Sergei Eisenstein'ı Zamanının Diğer Yönetmenlerinden Ayıran Acayip Özellikleri

1898-1948 arasında yaşayan ve daha çok Potemkin Zırhlısı filmiyle tanınan Sovyet yönetmen Sergei Eisenstein (Sergey Ayzenştayn diye okunuyor), hakkında fikir verebilecek bir yazı.
Sergei Eisenstein'ı Zamanının Diğer Yönetmenlerinden Ayıran Acayip Özellikleri

normalde bir filmin çekimine başlamadan önce bir senaryo olması gerektiğini düşünürüz

akabinde karakterleri canlandıracak oyuncular senaryo üzerinden hünerlerini sergilerken bir taraftan kameralar devreye girer. eisenstein da ise durum biraz farklı. filmlerinde sahneleri önce çeker ve ardından bu çekimlerini kullanarak hikayesini oluşturur. örneğin ivan grozni (korkunç ivan)'ın birinci ve ikinci filmlerde tamamen farklı iki karakter olarak görünmesinin nedeni de budur. yazıya neden bu bilgiyle girdim derseniz eisenstein'ın bir yönetmen olarak çok farklı noktalarda bir deha olduğunu bilin diye söylüyorum.

eisenstein burjuva bir sınıfa mensuptur ki ciddi anlamda entelektüel bilgiye sahiptir. eisenstein'ı burjuva kültürüyle yoğuran özellikle annesidir. çocukluğundan itibaren kitaplar okur, tiyatroya gider, resim çizer, klasik müzik dinler ve ailesiyle yurtdışı seyahatlerine çıkar ki bu geziler kültürel amaçlıdır. rusça dışında almanca, ingilizce, fransızca konuşabilir. dumas, goethe, shakespeare, dickens, marx ve engels gibi güçlü kalemleri yalayıp yutmuştur ki filmlerini alt yapısını bu güçlü edebi bilgileri ile doldurur.

hayatındaki kırılma noktası ise 1917 bolşevik devrimidir

aslında devrim bir anlamda eisenstein'ın işine yaramıştır. normalde aile baskısı ile mühendislik okumak zorunda kalması, akabinde yaşanan devrim sonucu fransa'ya göç etmeleri okulunu yarım bıraktırır ve fransa'da sinemaya atacağı adımların zeminini yakalar. bu yeni hayatıyla beraber entelektüel bilgi birikimi ile fransa'da kendine yeni bir dünya görüşü yaratır ki bu hem toplum hem de sanat hakkında yeni ideolojiler kurmasını sağlar.

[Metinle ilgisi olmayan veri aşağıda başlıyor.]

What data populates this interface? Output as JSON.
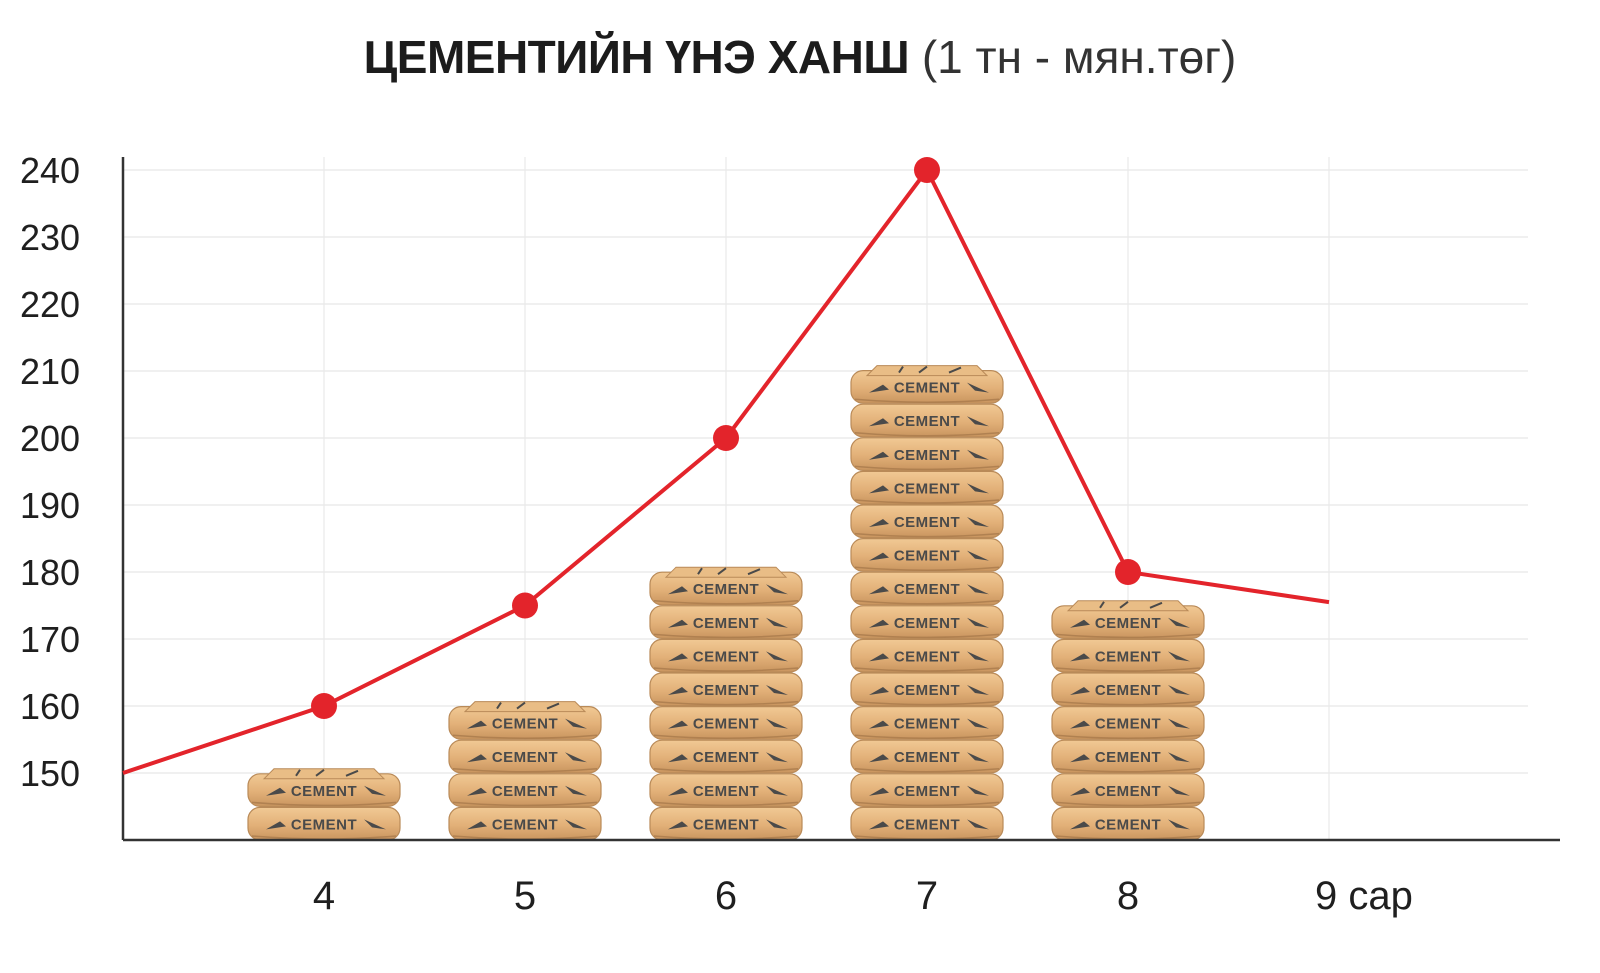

o yüzdendir ki eisenstein'ın dehası, bir sanatçı gözüyle ve bir mühendisin yöntemleriyle sinema sanatı inşa eder. bu inşaatın hafriyatında müzik, edebiyat, tiyatro, resim ve bilim ahenk içinde o yapıyı oluşturur. aldığı mühendislik eğitiminin sinemasına katkısı hakkında ise şunu söyler: ''yaratıcı sanatın temellerine doğru, gitgide daha derine, tam bilginin aynı yarımküresini arama yetkinliğimi, almış olduğum kısa süreli mühendislik eğitimine borçluyum.” analitik düşünmenin önemini çok daha iyi anlıyoruz. bu arada nuri bilge ceylan da mühendislik mezunudur. onun da bir auteur olmasında mühendislik bilgilerinin etkisi muhakkak vardır. bir şey yaratma, şekillendirme anlamında mühendislik bilgilerinin önemli olduğunu düşünüyorum.

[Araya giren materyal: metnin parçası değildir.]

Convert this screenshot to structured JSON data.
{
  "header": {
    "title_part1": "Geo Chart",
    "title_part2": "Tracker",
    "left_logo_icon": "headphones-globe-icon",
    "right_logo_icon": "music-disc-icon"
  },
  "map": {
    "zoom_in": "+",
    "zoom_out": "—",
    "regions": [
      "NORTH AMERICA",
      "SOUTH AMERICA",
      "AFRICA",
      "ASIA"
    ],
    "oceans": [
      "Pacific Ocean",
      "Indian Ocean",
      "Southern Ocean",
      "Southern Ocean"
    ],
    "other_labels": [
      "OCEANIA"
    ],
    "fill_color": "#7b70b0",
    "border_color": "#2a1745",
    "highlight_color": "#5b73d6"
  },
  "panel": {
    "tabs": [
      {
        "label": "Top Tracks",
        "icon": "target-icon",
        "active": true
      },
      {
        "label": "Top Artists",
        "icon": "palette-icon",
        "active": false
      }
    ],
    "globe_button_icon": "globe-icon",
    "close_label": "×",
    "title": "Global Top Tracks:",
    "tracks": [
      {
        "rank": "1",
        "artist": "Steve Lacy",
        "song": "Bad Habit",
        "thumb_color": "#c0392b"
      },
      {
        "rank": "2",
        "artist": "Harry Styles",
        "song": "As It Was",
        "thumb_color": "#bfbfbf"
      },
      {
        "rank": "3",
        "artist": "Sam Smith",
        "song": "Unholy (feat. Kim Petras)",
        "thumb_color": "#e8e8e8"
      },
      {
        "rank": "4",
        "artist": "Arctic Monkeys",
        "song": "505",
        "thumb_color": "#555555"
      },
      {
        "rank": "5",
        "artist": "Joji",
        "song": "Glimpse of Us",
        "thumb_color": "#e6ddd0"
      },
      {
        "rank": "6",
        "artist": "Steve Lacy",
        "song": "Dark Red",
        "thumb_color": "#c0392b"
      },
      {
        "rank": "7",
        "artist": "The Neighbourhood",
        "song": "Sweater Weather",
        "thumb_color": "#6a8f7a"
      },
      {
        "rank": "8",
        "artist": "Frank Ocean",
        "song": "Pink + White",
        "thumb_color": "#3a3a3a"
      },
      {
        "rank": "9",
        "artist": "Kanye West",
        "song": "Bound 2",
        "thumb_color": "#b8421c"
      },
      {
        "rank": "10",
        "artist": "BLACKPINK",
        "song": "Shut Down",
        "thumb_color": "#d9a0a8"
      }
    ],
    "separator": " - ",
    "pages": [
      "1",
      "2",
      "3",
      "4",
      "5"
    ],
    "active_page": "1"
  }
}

geldik eisenstein'ın en bilinen ve sevdiğim özelliğine: sinemada montaj ve diyalektik yaklaşımın babasıdır

bir filmde ikna edici efektler yaratmak için bir dizi görüntünün birleşimi olan montajın ilk gerçek vuruşunu eisenstein yapmıştır. bu şu demek oluyor; bu teknik şuana kadar duyduğunuz tüm yönetmenlerin eisenstein sayesinde kullandığı bir tekniktir. ikinci olarak diyalektik yaklaşım noktasında eisenstein, goethe'den bir alıntıyla: ''doğada hiçbir zaman izole bir şey görmeyiz, o şey mutlaka yanında, altında ya da herhangi başka bir şeyle mutlaka bağlantılıdır''. eisenstein, bunu sinema sanatında insan varoluşunun iki çelişkili karşıtlığın etkileşiminden kaynaklanan sürekli bir evrim halinde olduğunu açıklar.

eisenstein, sinemasında diyalektik dinamik ilkesi olan çatışmayı kullanır. iyi-kötü, mutlu-üzgün, sinirli-sakin vb insani duyguları sürekli çatıştırır. bu yaklaşım filmlerine ayrı bir lezzet katar. filmlerini mutlaka izlemenizi öneririm ki bünyede çok farklı çalkantılar yaratacak cinsten yapımlardır.